Just to make sure I understand, are you saying that the problem is that people essentially get a very early warning of a diagnosis, so they start coming in for regular checks to see if it has become treatable, but it has not, but they come in fairly frequently, and those frequent visits use a lot of time and thus this process would not scale to the general population?



Exactly.

The argument also goes that some cancers may never become clinically relevant, or in the case of the sick, vulnerable or elderly other causes of death will get you before the cancer does - And so detection in these cases may cause “unnecessary” treatment, patient worry and burden on society.


I would really like to know:

1. What is the average number of cancers per person as a function of age?

2. How many of those cancers are clinically relevant now?

3. How many will become clinically relevant in the future?

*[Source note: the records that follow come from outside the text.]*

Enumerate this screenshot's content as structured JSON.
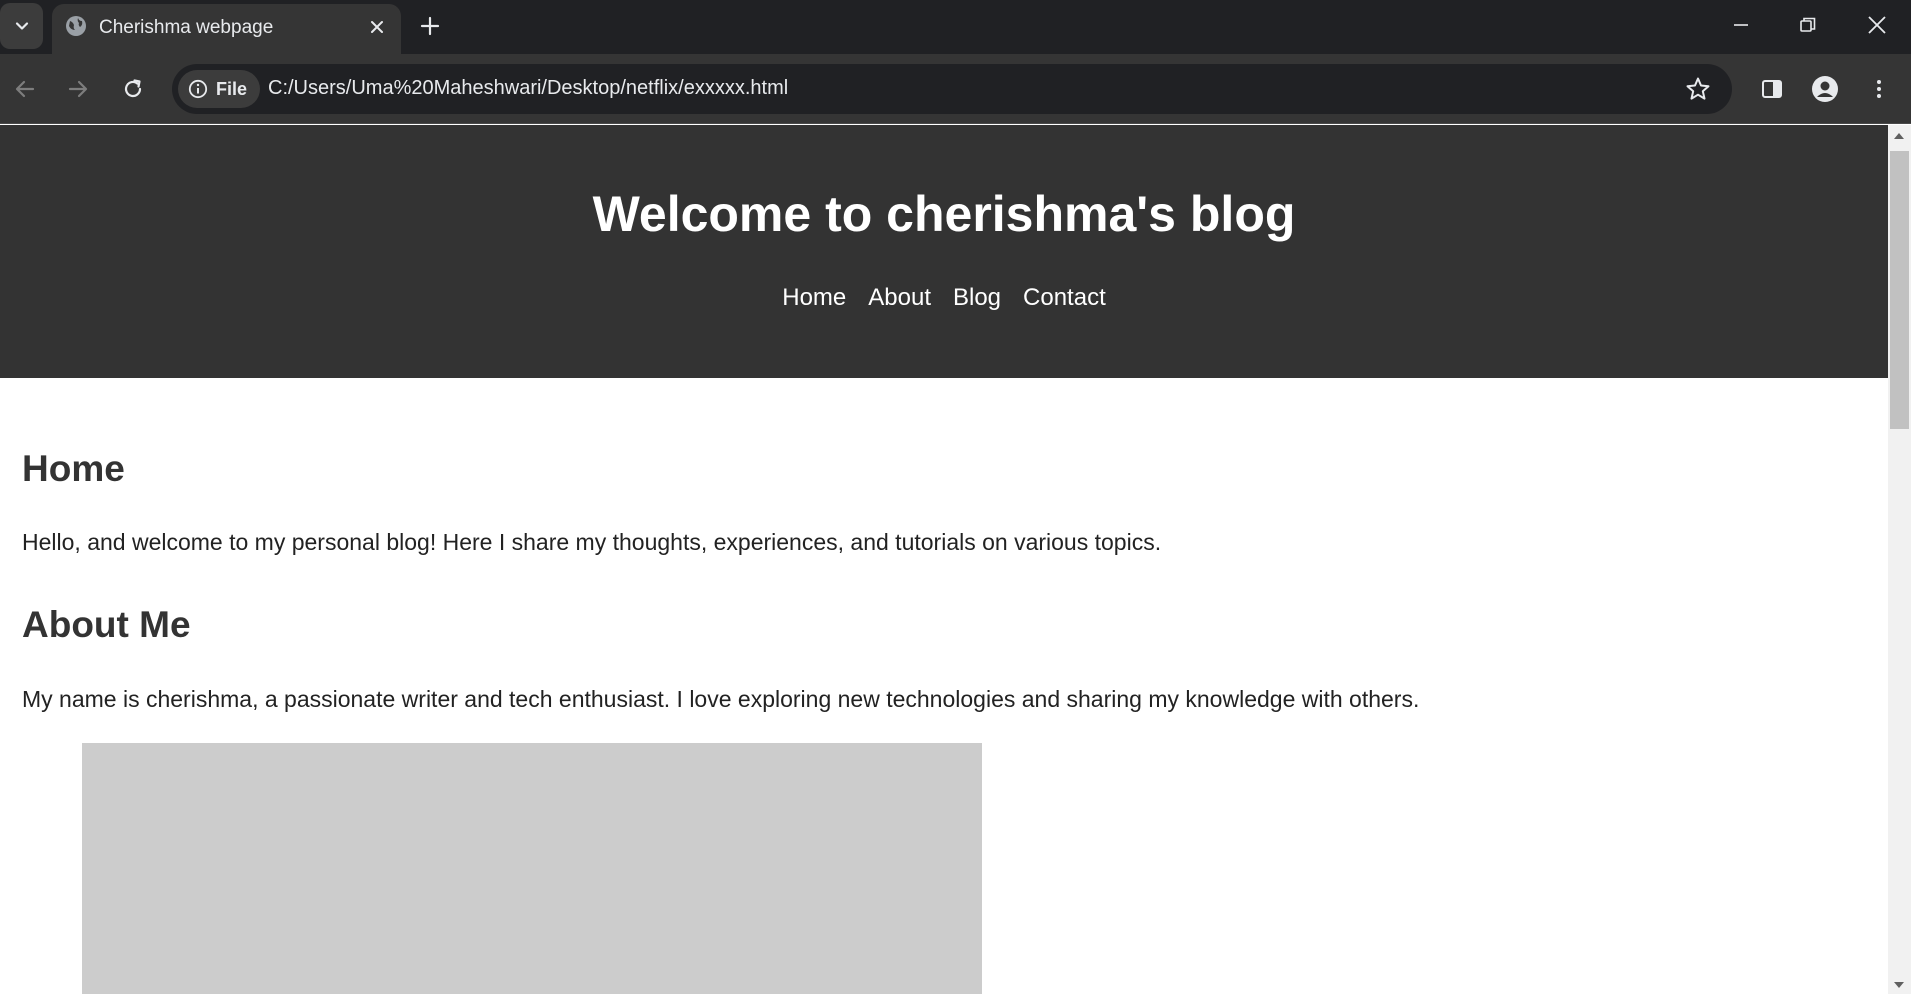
{
  "browser": {
    "tab": {
      "title": "Cherishma webpage",
      "favicon": "globe-icon"
    },
    "icons": {
      "tab_search": "chevron-down-icon",
      "tab_close": "close-icon",
      "new_tab": "plus-icon",
      "minimize": "minimize-icon",
      "restore": "restore-icon",
      "close_window": "close-icon",
      "back": "back-arrow-icon",
      "forward": "forward-arrow-icon",
      "reload": "reload-icon",
      "site_info": "info-icon",
      "bookmark": "star-icon",
      "side_panel": "side-panel-icon",
      "profile": "profile-icon",
      "menu": "kebab-menu-icon"
    },
    "address_bar": {
      "chip_label": "File",
      "url": "C:/Users/Uma%20Maheshwari/Desktop/netflix/exxxxx.html"
    }
  },
  "page": {
    "header": {
      "title": "Welcome to cherishma's blog",
      "nav": [
        {
          "label": "Home"
        },
        {
          "label": "About"
        },
        {
          "label": "Blog"
        },
        {
          "label": "Contact"
        }
      ]
    },
    "sections": {
      "home": {
        "heading": "Home",
        "text": "Hello, and welcome to my personal blog! Here I share my thoughts, experiences, and tutorials on various topics."
      },
      "about": {
        "heading": "About Me",
        "text": "My name is cherishma, a passionate writer and tech enthusiast. I love exploring new technologies and sharing my knowledge with others."
      }
    }
  },
  "colors": {
    "chrome_dark": "#202124",
    "chrome_toolbar": "#353535",
    "header_bg": "#333333",
    "heading_text": "#333333",
    "placeholder_bg": "#cccccc"
  }
}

Then we can have an informed discussion about the trade-offs.

Unfortunately, I suspect that nobody actually knows those numbers. (So maybe we have to start doing the scanning, at least on a study population, in order to find out...)


I read a medical article some time back stating that cancer (and tumors in general) occur all the time in basically everybody, but in the vast majority of cases, the immune system kills them.

I've experienced this personally, and visibly. I've had a few moles appear on my skin, then subsequently a white ring would appear around it (presumably my body was killing ALL melanocytes in that region?) while the mole slowly shrank over the span of a few months. I have a few dozen other moles that my body never bothered doing anything about.

And this is just the skin. I'm not sure I want to know what's gone on in the other 90% of my biomass.